Third, AI is helping develop new business models based on service, not volume. Think of building management systems, predictive rail maintenance, or “tyres as a service.” The less input you use, the more valuable the system. Companies as different as Siemens, Schneider Electric, Michelin, and Rolls-Royce are all players in this shift. These aren’t moonshots. They’re live and scaling.

What role does a data strategy play in shaping a company’s sustainability roadmap?

A central one. Sustainability reporting is, at its core, a data challenge. But more than that, if you want to move from reporting to action, you need the right data infrastructure to support it, whether you’re optimising processes, piloting emissions reductions, or building more sustainable products.

As with any data strategy, the key is to identify the highest-value use cases and build from there. And with sustainability, there’s often a hidden multiplier: for instance, the supply chain data you collect for emissions might also help you streamline operations or improve customer experience. That can help make the business case stronger internally.
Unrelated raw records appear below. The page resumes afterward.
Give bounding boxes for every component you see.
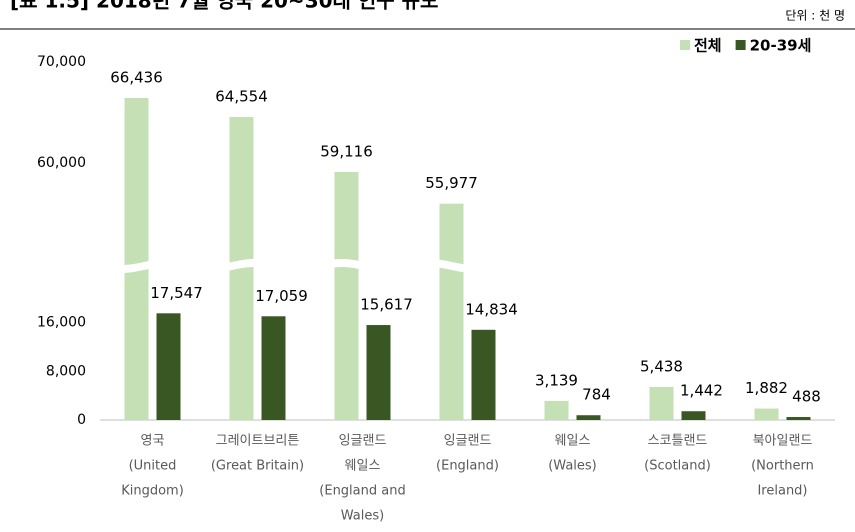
x-tick-label: 영국	[141, 434, 165, 449]
data-label: 64,554	[215, 88, 268, 106]
data-label: 488	[792, 388, 821, 406]
bar	[786, 417, 811, 420]
x-tick-label: Wales)	[341, 509, 384, 524]
unit-label: 단위 : 천 명	[785, 8, 845, 23]
data-label: 17,547	[150, 284, 203, 302]
x-tick-label: 잉글랜드	[444, 434, 492, 449]
data-label: 17,059	[255, 287, 308, 305]
x-tick-label: 북아일랜드	[753, 434, 813, 449]
legend-label: 20-39세	[750, 37, 812, 55]
bar	[156, 313, 181, 420]
bar	[124, 97, 149, 420]
x-tick-label: 그레이트브리튼	[216, 434, 300, 449]
data-label: 3,139	[535, 371, 578, 389]
x-tick-label: (Northern	[751, 459, 814, 474]
legend-swatch	[735, 40, 746, 50]
bar	[261, 316, 286, 420]
y-tick-label: 0	[77, 412, 86, 428]
data-label: 1,882	[745, 379, 788, 397]
bar	[649, 386, 674, 420]
bar	[576, 415, 601, 420]
data-label: 1,442	[680, 382, 723, 400]
x-tick-label: Ireland)	[757, 484, 807, 499]
data-label: 784	[582, 386, 611, 404]
x-tick-label: 스코틀랜드	[648, 434, 708, 449]
y-tick-label: 8,000	[46, 363, 86, 379]
bar	[681, 411, 706, 420]
x-tick-label: (England and	[319, 484, 405, 499]
bar	[544, 400, 569, 420]
bar	[754, 408, 779, 420]
x-tick-label: (Wales)	[548, 459, 597, 474]
data-label: 15,617	[360, 296, 413, 314]
y-tick-label: 60,000	[37, 155, 86, 171]
x-tick-label: (England)	[436, 459, 499, 474]
x-tick-label: 웨일스	[555, 434, 591, 449]
bar	[439, 203, 464, 420]
data-label: 14,834	[465, 300, 518, 318]
bar	[366, 325, 391, 420]
x-tick-label: 잉글랜드	[339, 434, 387, 449]
bar	[471, 329, 496, 420]
x-tick-label: 웨일스	[345, 459, 381, 474]
axis-break	[100, 259, 835, 273]
y-tick-label: 16,000	[37, 315, 86, 331]
x-tick-label: (Scotland)	[644, 459, 711, 474]
legend-swatch	[680, 40, 690, 50]
x-tick-label: (Great Britain)	[211, 459, 304, 474]
x-tick-label: Kingdom)	[121, 484, 184, 499]
x-tick-label: (United	[129, 459, 177, 474]
bar	[334, 171, 359, 420]
data-label: 59,116	[320, 142, 373, 160]
legend-label: 전체	[694, 37, 722, 55]
chart-title: [표 1.5] 2018년 7월 영국 20~30대 인구 규모	[10, 0, 438, 13]
y-tick-label: 70,000	[37, 54, 86, 70]
data-label: 55,977	[425, 174, 478, 192]
data-label: 66,436	[110, 68, 163, 86]
data-label: 5,438	[640, 357, 683, 375]
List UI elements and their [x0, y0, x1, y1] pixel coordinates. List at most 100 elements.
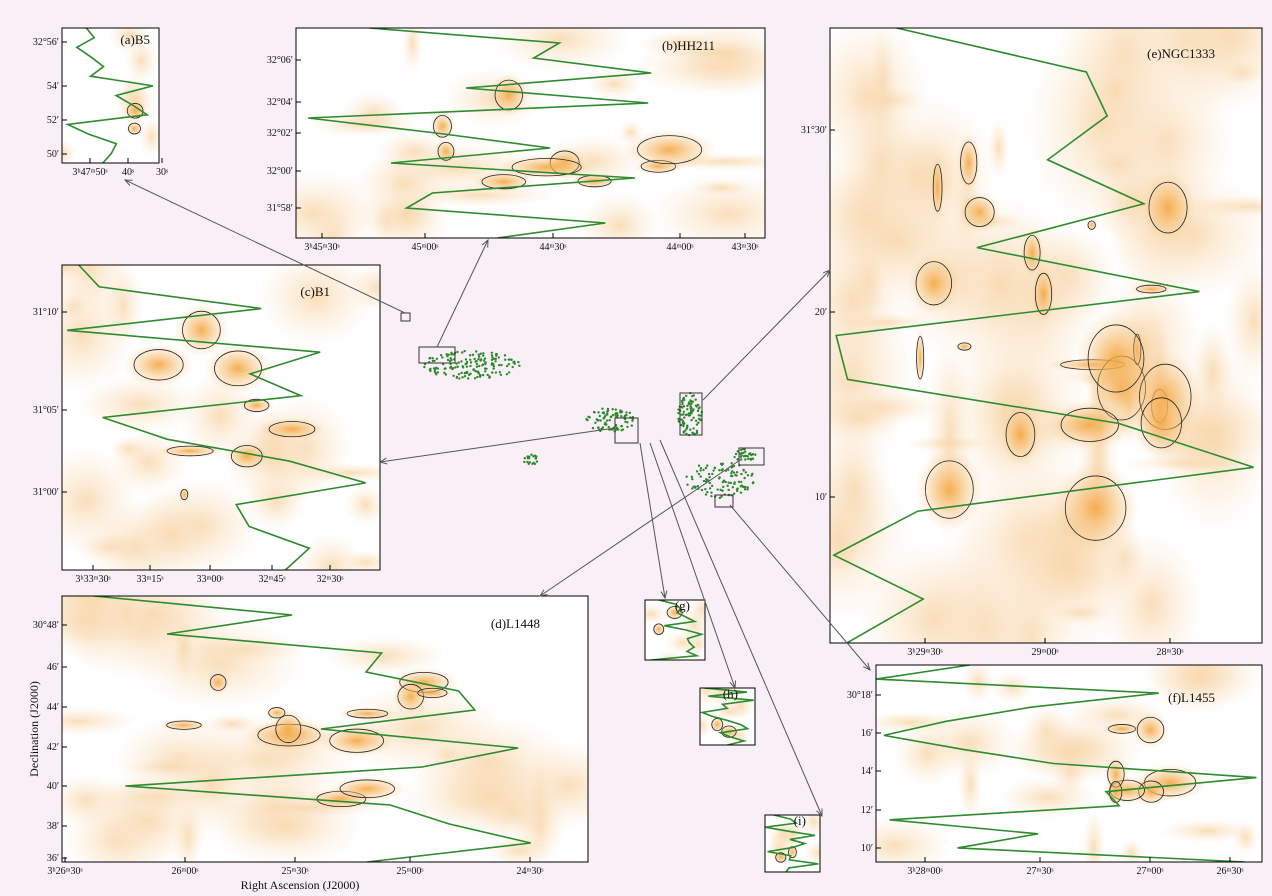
y-tick-label: 54′: [47, 81, 59, 92]
cloud-dot: [511, 366, 513, 368]
region-box: [739, 448, 764, 465]
cloud-dot: [694, 398, 696, 400]
cloud-dot: [615, 409, 617, 411]
cloud-dot: [495, 358, 497, 360]
cloud-dot: [603, 412, 605, 414]
pointer-arrow: [703, 270, 830, 400]
cloud-dot: [698, 406, 700, 408]
cloud-dot: [532, 455, 534, 457]
cloud-dot: [620, 415, 622, 417]
x-tick-label: 30ˢ: [156, 167, 168, 178]
cloud-dot: [494, 360, 496, 362]
cloud-dot: [498, 364, 500, 366]
emission: [172, 614, 196, 681]
y-tick-label: 12′: [861, 805, 873, 816]
cloud-dot: [481, 364, 483, 366]
cloud-dot: [528, 455, 530, 457]
cloud-dot: [472, 369, 474, 371]
cloud-dot: [433, 367, 435, 369]
y-tick-label: 32°02′: [267, 128, 293, 139]
y-tick-label: 30°18′: [847, 690, 873, 701]
panel-label: (b)HH211: [662, 38, 715, 53]
cloud-dot: [626, 426, 628, 428]
cloud-dot: [518, 365, 520, 367]
cloud-dot: [526, 461, 528, 463]
cloud-dot: [741, 452, 743, 454]
cloud-dot: [693, 394, 695, 396]
y-tick-label: 31°10′: [33, 307, 59, 318]
cloud-dot: [463, 350, 465, 352]
emission: [1119, 840, 1144, 865]
cloud-dot: [445, 373, 447, 375]
cloud-dot: [740, 481, 742, 483]
panel-label: (f)L1455: [1168, 690, 1215, 705]
cloud-dot: [491, 356, 493, 358]
cloud-dot: [691, 476, 693, 478]
y-tick-label: 31°30′: [801, 125, 827, 136]
emission: [31, 254, 95, 279]
cloud-dot: [744, 486, 746, 488]
cloud-dot: [446, 353, 448, 355]
cloud-dot: [621, 411, 623, 413]
cloud-dot: [534, 463, 536, 465]
cloud-dot: [475, 360, 477, 362]
cloud-dot: [475, 350, 477, 352]
cloud-dot: [436, 358, 438, 360]
x-tick-label: 27ᵐ00ˢ: [1136, 866, 1163, 877]
cloud-dot: [683, 405, 685, 407]
cloud-dot: [699, 469, 701, 471]
emission: [80, 777, 215, 865]
x-tick-label: 29ᵐ00ˢ: [1031, 647, 1058, 658]
cloud-dot: [474, 377, 476, 379]
y-tick-label: 10′: [861, 843, 873, 854]
cloud-dot: [476, 376, 478, 378]
emission: [132, 617, 307, 710]
cloud-dot: [714, 467, 716, 469]
x-tick-label: 32ᵐ30ˢ: [316, 574, 343, 585]
emission: [691, 714, 712, 739]
cloud-dot: [592, 427, 594, 429]
cloud-dot: [621, 425, 623, 427]
cloud-dot: [689, 429, 691, 431]
cloud-dot: [456, 376, 458, 378]
cloud-dot: [612, 414, 614, 416]
x-tick-label: 44ᵐ00ˢ: [666, 242, 693, 253]
cloud-dot: [677, 412, 679, 414]
cloud-dot: [472, 354, 474, 356]
cloud-dot: [535, 455, 537, 457]
x-tick-label: 3ʰ26ᵐ30ˢ: [47, 866, 82, 877]
cloud-dot: [625, 411, 627, 413]
y-tick-label: 16′: [861, 728, 873, 739]
panel: (e)NGC133331°30′20′10′3ʰ29ᵐ30ˢ29ᵐ00ˢ28ᵐ3…: [761, 0, 1272, 730]
cloud-dot: [456, 366, 458, 368]
cloud-dot: [685, 395, 687, 397]
cloud-dot: [718, 469, 720, 471]
cloud-dot: [469, 365, 471, 367]
emission: [404, 716, 574, 809]
x-tick-label: 26ᵐ30ˢ: [1216, 866, 1243, 877]
cloud-dot: [704, 488, 706, 490]
cloud-dot: [720, 495, 722, 497]
cloud-dot: [751, 473, 753, 475]
y-tick-label: 20′: [815, 307, 827, 318]
cloud-dot: [536, 460, 538, 462]
cloud-dot: [718, 476, 720, 478]
y-tick-label: 32°00′: [267, 166, 293, 177]
y-axis-label: Declination (J2000): [27, 681, 41, 777]
x-tick-label: 25ᵐ00ˢ: [396, 866, 423, 877]
cloud-dot: [740, 458, 742, 460]
cloud-dot: [434, 370, 436, 372]
cloud-dot: [625, 414, 627, 416]
cloud-dot: [696, 431, 698, 433]
y-tick-label: 32°06′: [267, 55, 293, 66]
cloud-dot: [735, 474, 737, 476]
cloud-dot: [602, 417, 604, 419]
cloud-dot: [606, 419, 608, 421]
cloud-dot: [433, 360, 435, 362]
cloud-dot: [733, 483, 735, 485]
cloud-dot: [458, 361, 460, 363]
cloud-dot: [615, 412, 617, 414]
cloud-dot: [429, 357, 431, 359]
cloud-dot: [730, 482, 732, 484]
cloud-dot: [730, 462, 732, 464]
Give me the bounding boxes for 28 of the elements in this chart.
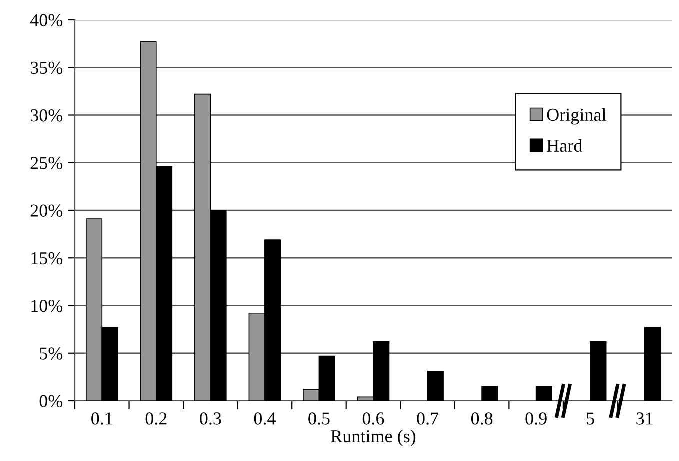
x-tick-label: 0.3 xyxy=(200,412,222,425)
x-tick-label: 0.7 xyxy=(417,412,439,425)
y-tick-label: 30% xyxy=(30,110,63,122)
y-tick-label: 0% xyxy=(40,395,63,408)
y-tick-label: 40% xyxy=(30,14,63,26)
x-tick-label: 0.2 xyxy=(146,412,167,425)
y-tick-label: 20% xyxy=(30,204,63,217)
legend-label: Hard xyxy=(547,139,582,152)
bar xyxy=(644,327,662,401)
x-tick-label: 5 xyxy=(587,412,594,425)
legend-label: Original xyxy=(547,108,606,125)
x-tick-label: 0.6 xyxy=(362,412,384,425)
y-tick-label: 35% xyxy=(30,62,63,74)
bar xyxy=(536,386,552,401)
bar xyxy=(427,371,444,401)
x-tick-label: 0.1 xyxy=(92,412,112,425)
bar xyxy=(590,342,607,401)
bar xyxy=(482,386,498,401)
x-tick-label: 31 xyxy=(636,412,653,425)
y-tick-label: 5% xyxy=(40,348,63,360)
y-tick-label: 25% xyxy=(30,157,63,170)
y-tick-label: 15% xyxy=(32,252,63,265)
x-tick-label: 0.4 xyxy=(254,412,276,425)
x-axis-title: Runtime (s) xyxy=(331,430,416,446)
x-tick-label: 0.9 xyxy=(526,412,547,425)
x-tick-label: 0.8 xyxy=(471,412,493,425)
y-tick-label: 10% xyxy=(32,300,63,312)
x-tick-label: 0.5 xyxy=(308,412,330,425)
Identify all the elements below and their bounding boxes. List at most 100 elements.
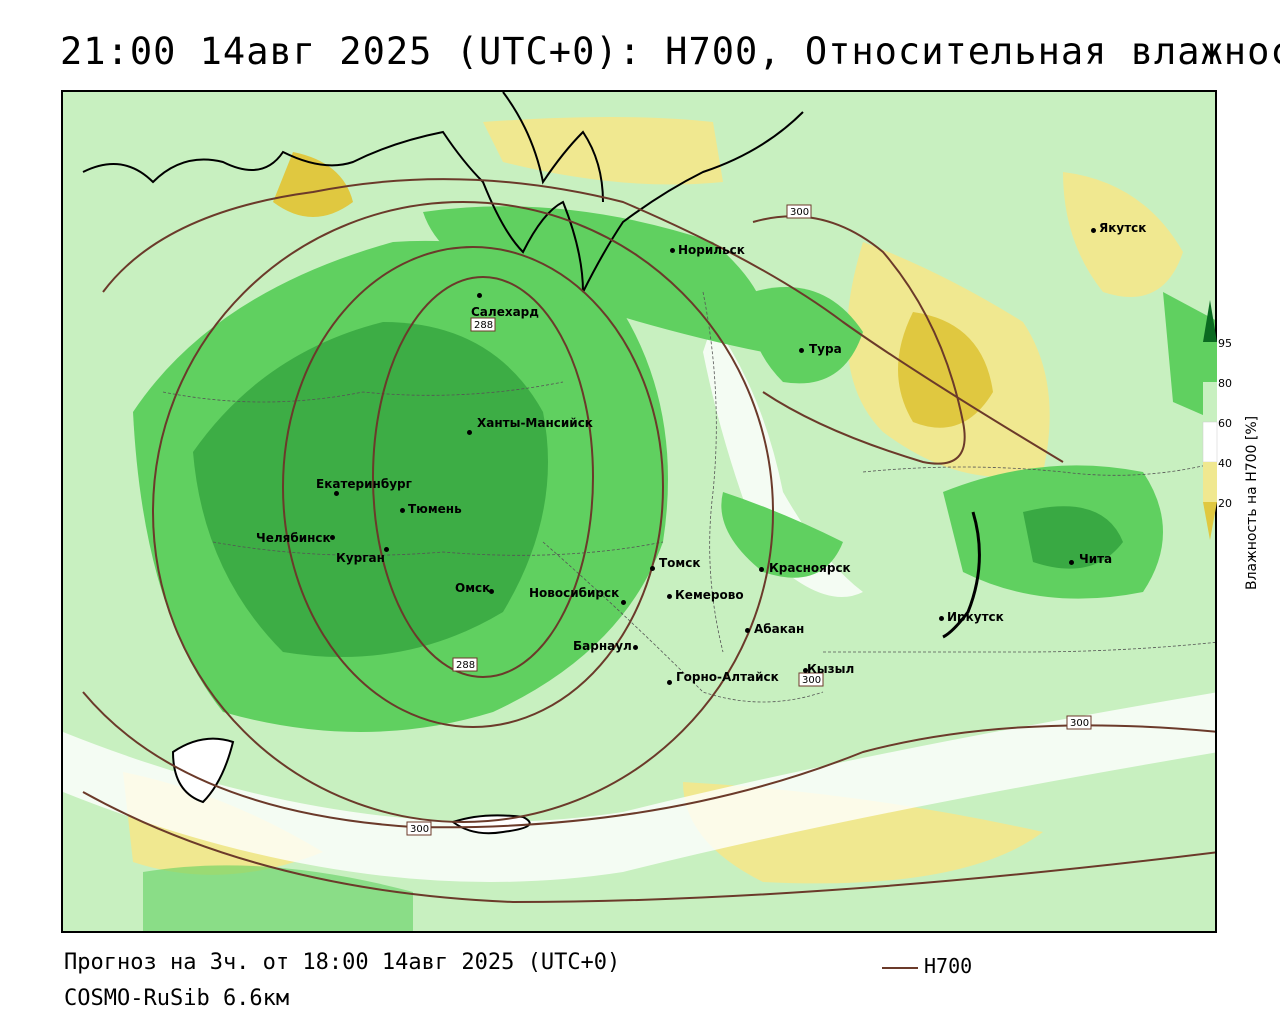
city-dot-icon xyxy=(799,348,804,353)
city-dot-icon xyxy=(334,491,339,496)
city-label: Красноярск xyxy=(769,561,851,575)
colorbar-tick: 80 xyxy=(1218,377,1232,390)
h700-isolines xyxy=(82,178,1215,904)
dry-zone-north xyxy=(483,117,723,185)
colorbar-top-arrow xyxy=(1203,300,1217,342)
very-dry-zone-northwest xyxy=(273,152,353,217)
wet-zone-north xyxy=(423,206,768,352)
city-dot-icon xyxy=(667,680,672,685)
colorbar-tick: 40 xyxy=(1218,457,1232,470)
very-wet-zone-baikal xyxy=(1023,506,1123,569)
isoline-label-box xyxy=(786,204,812,219)
city-label: Челябинск xyxy=(256,531,331,545)
model-name: COSMO-RuSib 6.6км xyxy=(64,986,290,1011)
colorbar-tick: 60 xyxy=(1218,417,1232,430)
isoline-label-box xyxy=(452,657,478,672)
forecast-info: Прогноз на 3ч. от 18:00 14авг 2025 (UTC+… xyxy=(64,950,621,975)
colorbar-dry-segment xyxy=(1203,462,1217,502)
city-label: Омск xyxy=(455,581,491,595)
city-dot-icon xyxy=(670,248,675,253)
city-label: Горно-Алтайск xyxy=(676,670,779,684)
city-dot-icon xyxy=(650,566,655,571)
city-label: Томск xyxy=(659,556,701,570)
city-label: Якутск xyxy=(1099,221,1147,235)
city-label: Курган xyxy=(336,551,385,565)
isoline-label: 288 xyxy=(456,660,475,671)
colorbar: 95 80 60 40 20 xyxy=(1202,300,1232,540)
wet-zone-krasnoyarsk xyxy=(721,492,843,578)
isoline-label-box xyxy=(1066,715,1092,730)
colorbar-tick: 20 xyxy=(1218,497,1232,510)
colorbar-title-box: Влажность на H700 [%] xyxy=(1244,350,1268,590)
city-dot-icon xyxy=(384,547,389,552)
city-dot-icon xyxy=(633,645,638,650)
lake-baikal xyxy=(942,511,981,639)
isoline-legend: H700 xyxy=(882,954,972,978)
city-label: Новосибирск xyxy=(529,586,620,600)
colorbar-neutral-segment xyxy=(1202,421,1218,463)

Should companies be measuring the carbon footprint of their data infrastructure?

Yes, and many already do, especially those running large-scale AI or data platforms. But measurement is just the start. What also matters is how and when your infrastructure runs, and where it’s located. I’ve worked with clients who time their compute workloads to align with renewable energy availability.

Importantly, you have to distinguish between cloud operators and cloud users. The latter don’t control the data centres themselves, but they can monitor their impact and make informed choices about providers and efficiency.

The good news is, carbon efficiency often goes hand in hand with cost savings. So it’s both a climate and a business imperative.

How concerned should we be about the carbon footprint of generative AI?

It’s a valid concern. We’re seeing a sharp rise in electricity demand, and the AI boom clearly is one driver. And in some cases, it’s leading to short-term decisions that favour fossil fuel power over renewables.

That said, we should stay pragmatic. Some of the worst-case projections assume no improvement in efficiency, which is unlikely. New models like DeepSeek are already delivering better performance with fewer resources.

Back in the early 2000s, there were predictions that the digital sector would soon account for 50% of global energy use. We’re still in the 2–4% range, depending on the methodology. So let’s keep perspective.

Personally, I think awareness and sobriety have their place, i.e. not using AI for everything, and making smart trade-offs. But at the company level, the real focus should be governance: Where and how is AI being deployed? Are we prioritising net-positive use cases? Are we aligning AI with broader decarbonization goals? That’s where the real leverage is.

How do you evaluate the trade-offs between AI’s potential for sustainability and its resource consumption?

This is the core question: Can a given application be – or become – net beneficial? That includes emissions and compute cost, but also the downstream value, e.g. reducing waste, avoiding travel, improving logistics, or unlocking entirely new ways to allocate resources.

We need more sophisticated frameworks for evaluating these trade-offs. And let’s be honest, AI projects are moving forward either way. Our job, as sustainability and data leaders, is to make sure the right ones rise to the top of the list.